Panca Sembah

Kalau tidak melakukan persembahyangan Trisandya (mungkin tadi sudah di rumah) dan langsung memuja dengan Panca Sembah, maka setelah membaca mantram untuk dupa langsung saja menyucikan bunga atau kawangen yang akan dipakai muspa. Ambil bunga atau kawangen itu diangkat di hadapan dada dan ucapkan mantram ini:

Om puspa dantà ya namah swàha

Artinya: Ya Tuhan, semoga bunga ini cemerlang dan suci.

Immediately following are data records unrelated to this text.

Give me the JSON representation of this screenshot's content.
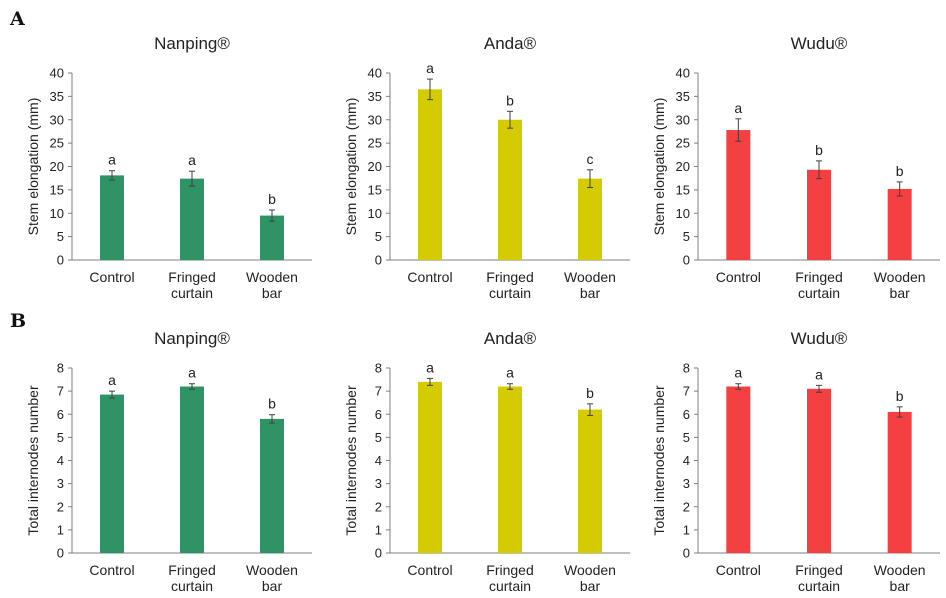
{
  "panel_labels": [
    "A",
    "B"
  ],
  "chart_data": [
    {
      "type": "bar",
      "panel": "A",
      "title": "Nanping®",
      "ylabel": "Stem elongation (mm)",
      "xlabel": "",
      "categories": [
        [
          "Control"
        ],
        [
          "Fringed",
          "curtain"
        ],
        [
          "Wooden",
          "bar"
        ]
      ],
      "values": [
        18.1,
        17.4,
        9.5
      ],
      "errors": [
        1.0,
        1.6,
        1.2
      ],
      "significance": [
        "a",
        "a",
        "b"
      ],
      "ylim": [
        0,
        40
      ],
      "yticks": [
        0,
        5,
        10,
        15,
        20,
        25,
        30,
        35,
        40
      ],
      "color": "#2e9466",
      "grid": false
    },
    {
      "type": "bar",
      "panel": "A",
      "title": "Anda®",
      "ylabel": "Stem elongation (mm)",
      "xlabel": "",
      "categories": [
        [
          "Control"
        ],
        [
          "Fringed",
          "curtain"
        ],
        [
          "Wooden",
          "bar"
        ]
      ],
      "values": [
        36.5,
        30.0,
        17.4
      ],
      "errors": [
        2.2,
        1.8,
        1.9
      ],
      "significance": [
        "a",
        "b",
        "c"
      ],
      "ylim": [
        0,
        40
      ],
      "yticks": [
        0,
        5,
        10,
        15,
        20,
        25,
        30,
        35,
        40
      ],
      "color": "#d4cc00",
      "grid": false
    },
    {
      "type": "bar",
      "panel": "A",
      "title": "Wudu®",
      "ylabel": "Stem elongation (mm)",
      "xlabel": "",
      "categories": [
        [
          "Control"
        ],
        [
          "Fringed",
          "curtain"
        ],
        [
          "Wooden",
          "bar"
        ]
      ],
      "values": [
        27.8,
        19.3,
        15.2
      ],
      "errors": [
        2.4,
        1.9,
        1.5
      ],
      "significance": [
        "a",
        "b",
        "b"
      ],
      "ylim": [
        0,
        40
      ],
      "yticks": [
        0,
        5,
        10,
        15,
        20,
        25,
        30,
        35,
        40
      ],
      "color": "#f44040",
      "grid": false
    },
    {
      "type": "bar",
      "panel": "B",
      "title": "Nanping®",
      "ylabel": "Total internodes number",
      "xlabel": "",
      "categories": [
        [
          "Control"
        ],
        [
          "Fringed",
          "curtain"
        ],
        [
          "Wooden",
          "bar"
        ]
      ],
      "values": [
        6.85,
        7.2,
        5.8
      ],
      "errors": [
        0.15,
        0.12,
        0.18
      ],
      "significance": [
        "a",
        "a",
        "b"
      ],
      "ylim": [
        0,
        8
      ],
      "yticks": [
        0,
        1,
        2,
        3,
        4,
        5,
        6,
        7,
        8
      ],
      "color": "#2e9466",
      "grid": false
    },
    {
      "type": "bar",
      "panel": "B",
      "title": "Anda®",
      "ylabel": "Total internodes number",
      "xlabel": "",
      "categories": [
        [
          "Control"
        ],
        [
          "Fringed",
          "curtain"
        ],
        [
          "Wooden",
          "bar"
        ]
      ],
      "values": [
        7.4,
        7.2,
        6.2
      ],
      "errors": [
        0.15,
        0.12,
        0.25
      ],
      "significance": [
        "a",
        "a",
        "b"
      ],
      "ylim": [
        0,
        8
      ],
      "yticks": [
        0,
        1,
        2,
        3,
        4,
        5,
        6,
        7,
        8
      ],
      "color": "#d4cc00",
      "grid": false
    },
    {
      "type": "bar",
      "panel": "B",
      "title": "Wudu®",
      "ylabel": "Total internodes number",
      "xlabel": "",
      "categories": [
        [
          "Control"
        ],
        [
          "Fringed",
          "curtain"
        ],
        [
          "Wooden",
          "bar"
        ]
      ],
      "values": [
        7.2,
        7.1,
        6.1
      ],
      "errors": [
        0.12,
        0.15,
        0.22
      ],
      "significance": [
        "a",
        "a",
        "b"
      ],
      "ylim": [
        0,
        8
      ],
      "yticks": [
        0,
        1,
        2,
        3,
        4,
        5,
        6,
        7,
        8
      ],
      "color": "#f44040",
      "grid": false
    }
  ]
}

Kramaning Sembah (Panca Sembah)

Urutan sembahyang ini sama saja, baik dipimpin oleh pandita atau pemangku, maupun bersembahyang sendirian. Cuma, jika dipimpin pandita yang sudah melakukan dwijati, ada kemungkinan mantramnya lebih panjang. Kalau hafal bisa diikuti, tetapi kalau tidak hafal sebaiknya lakukan mantram-mantram pendek sebagai berikut:

1. Dengan tangan kosong (sembah puyung). Cakupkan tangan kosong dan pusatkan pikiran dan ucapkan mantram ini:

Om àtmà tattwàtmà sùddha màm swàha


Artinya: Ya Tuhan, atma atau jiwa dan kebenaran, bersihkanlah hamba.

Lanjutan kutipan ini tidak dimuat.